My Brain is Hanging Upside Down reminds me of those Joe Matt comic books that I read for much of the 1990s.  Matt didn’t so much open the door to his life has he pulled the covers away from the grubbiest or most distasteful parts of his life (such as his addiction to pornography).  Alternative-autobiographical cartoonists rely on the fact that a – relatively speaking – sizeable audience will be interested in the dysfunctions of their lives – past and present.  Many readers find the often shocking and sometimes odious revelations of the Joe Matts and David Heatleys of the cartoon world fascinating, if not occasionally nauseating.  This kind of material, however, without any serious regard on the part of the cartoonist, for what it offers can be as empty as a Hollywood, big budget, special effects-laden, event movie.

In My Brain is Hanging Upside Down, David Heatley offers his past in a series of vignettes that is dizzying in its quantity and bracing in its subject matter.  It is a memoir of events in Heatley’s life, rather than autobiography that takes a look at an entire life.  The book is divided into five sections, each one focusing on an aspect of Heatley’s past.  “Sex History” is a recollection of sexual thoughts, urges, acts, etc.; “Black History” is a likely incomplete catalog of the Black folk Heatley has known and encountered.  “Portrait of My Mom,” “Portrait of My Dad,” and “Family History” are vignettes about his family.

The most… interesting and controversial material is in “Sex History” and “Black History.”  It’s not that I think “Sex History” is dishonest – as a reader I can certainly question his memory about events and people – it’s that I wonder about the presentation.  Taken at face value, “Sex History” is a chain of comic strips about sex acts that are more rank and raw, rather than being filtered for anything of intellectual or artistic value.  “Black History” is much the same.  Heatley’s remembrance of his relationship with African-Americans is so matter of fact that it sometimes comes across as bigotry by default – a simple compilation of embarrassing episodes.
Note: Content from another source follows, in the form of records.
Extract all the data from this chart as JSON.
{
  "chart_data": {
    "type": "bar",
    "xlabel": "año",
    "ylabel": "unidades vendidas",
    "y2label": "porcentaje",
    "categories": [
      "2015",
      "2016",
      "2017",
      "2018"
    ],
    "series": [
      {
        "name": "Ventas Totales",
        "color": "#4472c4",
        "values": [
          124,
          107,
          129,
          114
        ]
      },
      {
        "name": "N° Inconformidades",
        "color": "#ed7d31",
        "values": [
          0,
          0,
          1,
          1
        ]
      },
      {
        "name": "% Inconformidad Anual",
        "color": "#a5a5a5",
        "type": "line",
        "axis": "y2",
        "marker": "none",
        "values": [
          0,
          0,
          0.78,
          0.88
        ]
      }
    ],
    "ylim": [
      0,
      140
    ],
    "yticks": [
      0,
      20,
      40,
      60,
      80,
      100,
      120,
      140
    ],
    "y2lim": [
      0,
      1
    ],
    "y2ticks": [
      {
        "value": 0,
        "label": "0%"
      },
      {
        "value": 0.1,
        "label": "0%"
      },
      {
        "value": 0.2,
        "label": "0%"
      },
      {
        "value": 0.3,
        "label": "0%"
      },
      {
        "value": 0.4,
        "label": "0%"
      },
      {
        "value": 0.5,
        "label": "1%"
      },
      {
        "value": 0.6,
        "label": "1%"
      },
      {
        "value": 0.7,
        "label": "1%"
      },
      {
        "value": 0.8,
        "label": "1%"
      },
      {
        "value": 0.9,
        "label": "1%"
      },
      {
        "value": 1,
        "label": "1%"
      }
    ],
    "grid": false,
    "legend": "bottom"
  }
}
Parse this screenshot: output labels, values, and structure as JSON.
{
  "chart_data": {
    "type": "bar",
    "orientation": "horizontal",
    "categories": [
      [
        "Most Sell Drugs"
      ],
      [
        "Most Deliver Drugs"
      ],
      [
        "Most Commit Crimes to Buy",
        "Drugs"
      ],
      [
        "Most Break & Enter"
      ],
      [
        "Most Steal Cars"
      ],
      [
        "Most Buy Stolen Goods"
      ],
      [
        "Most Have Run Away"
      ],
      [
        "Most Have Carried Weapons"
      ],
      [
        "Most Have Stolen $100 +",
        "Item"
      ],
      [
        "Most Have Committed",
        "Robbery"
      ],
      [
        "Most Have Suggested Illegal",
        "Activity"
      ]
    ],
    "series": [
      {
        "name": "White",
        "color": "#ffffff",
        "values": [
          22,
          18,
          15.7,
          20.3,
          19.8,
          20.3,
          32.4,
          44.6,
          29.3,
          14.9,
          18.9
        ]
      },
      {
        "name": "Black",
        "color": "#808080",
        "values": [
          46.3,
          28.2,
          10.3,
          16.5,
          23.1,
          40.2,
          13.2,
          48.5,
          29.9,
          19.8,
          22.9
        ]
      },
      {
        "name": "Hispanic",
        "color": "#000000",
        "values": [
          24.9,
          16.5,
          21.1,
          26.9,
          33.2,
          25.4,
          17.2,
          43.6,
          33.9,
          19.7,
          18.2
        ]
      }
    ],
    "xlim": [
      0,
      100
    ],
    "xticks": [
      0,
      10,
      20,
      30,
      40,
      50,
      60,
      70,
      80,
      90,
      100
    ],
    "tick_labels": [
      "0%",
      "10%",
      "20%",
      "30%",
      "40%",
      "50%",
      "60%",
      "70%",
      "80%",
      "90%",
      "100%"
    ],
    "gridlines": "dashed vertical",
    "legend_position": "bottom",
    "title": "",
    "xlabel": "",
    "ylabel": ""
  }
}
As much as I like watching what at times seems like a train wreck, what My Brain is Hanging Upside Down lacks is nuance.  Heatley is an artist who thinks but is not thoughtful and is creative without imagination.  Yes, his crude drawing style is deceptive.  People might think that he can’t draw, but what he can’t draw is the unfathomable and profound from the unique encounters with which his life seems uncommonly blessed.  The material is all killer, but there is little or no substantive filler or context.